En ce qui concerne l'aide que la France ou le Mexique peuvent recevoir, ce sera un effort de collaboration, ce sera un effort de partager de la technologie, de partager de la formation, de partager y compris des données et des renseignements qui nous permettront d'avoir du succès dans cette lutte. Cela implique, bien sûr, non pas l'intervention militaire d'aucune façon, ceci est tout à fait hors de question, cela implique simplement que face à un problème que nous avons avec les Etats-Unis qui concerne le trafic de drogue, le pays qui consomme le plus - les Etats-Unis - nous avons un problème commun auquel nous devons faire face et nous devons apporter des solutions communes. Il est indispensable de déployer des efforts pour mener une lutte transnationale contre le crime organisé. Si les unités de renseignements ou les agences spécialisées de police de renseignements ou militaires des Etats-Unis ont des informations au sujet des réseaux de criminalité mexicaine aux Etats-Unis, nous voulons cette information. Si les criminels qui se réfugient dans ce pays, dans les villes de la frontière des Etats-Unis avec le Mexique, attentent à la vie de Mexicains ou à la vie de citoyens américains, nous devons agir conjointement. Nous ne pouvons pas ignorer que c'est une frontière de 3000 kms et que pour notre lutte soit un succès, nous avons besoin de la lutte des deux pays, des deux gouvernements et des deux forteresses institutionnelles. Pour les Mexicains, la police fédérale et la police locale travaillent et risquent leur vie dans cette lutte. Au nom des centaines de policiers mexicains qui sont morts, il est fondamental que les Etats-Unis assument avec des faits, la part de responsabilité qui leur incombe dans cette lutte. C'est la perspective que j'ai et c'est pour cela que j'apprécie la déclaration de la nouvelle administration américaine qui montre davantage de collaboration, non pas seulement avec le Mexique mais contre un problème commun qui est le crime organisé et la délinquance, surtout à la frontière entre le Mexique et les Etats-Unis.
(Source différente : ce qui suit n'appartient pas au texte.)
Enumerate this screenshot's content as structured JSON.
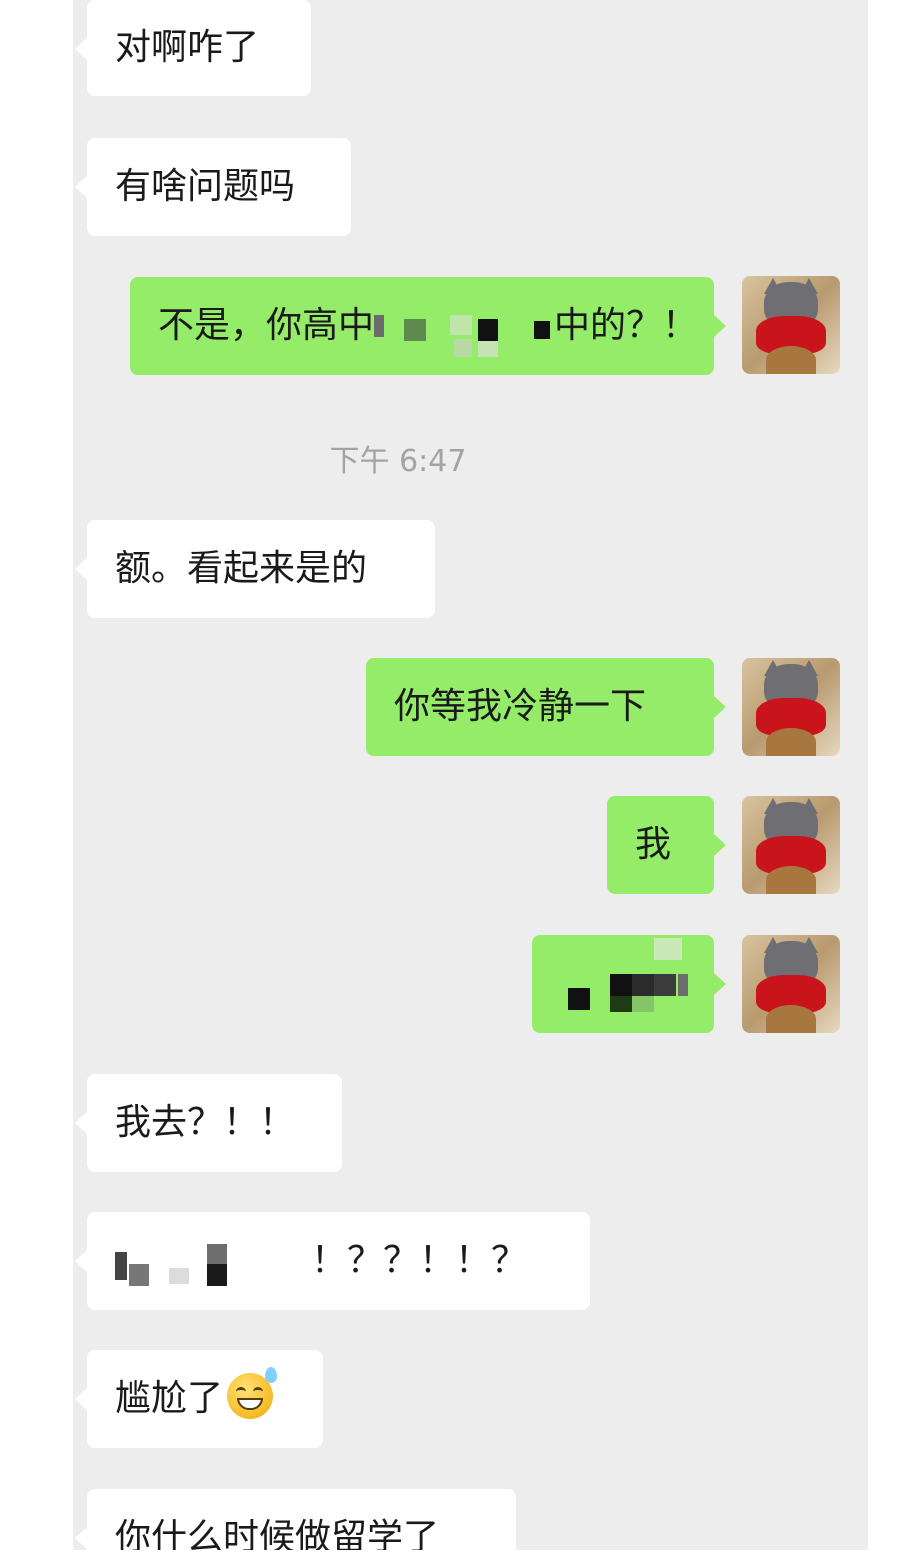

Il est certain que dans la mesure où nous allons collaborer davantage, nous allons partager de l'information, des renseignements et de la technologie. Je remercie le Président SARKOZY pour la magnifique technologie que la France a mise au point et veut partager avec nous. Toute cette collaboration est la bienvenue ici. Nous savons qu'ensemble nous allons vaincre le crime organisé et dans notre pays, c'est la criminalité transnationale qui agit sans tenir compte des frontières, des ports, etc.Merci beaucoup.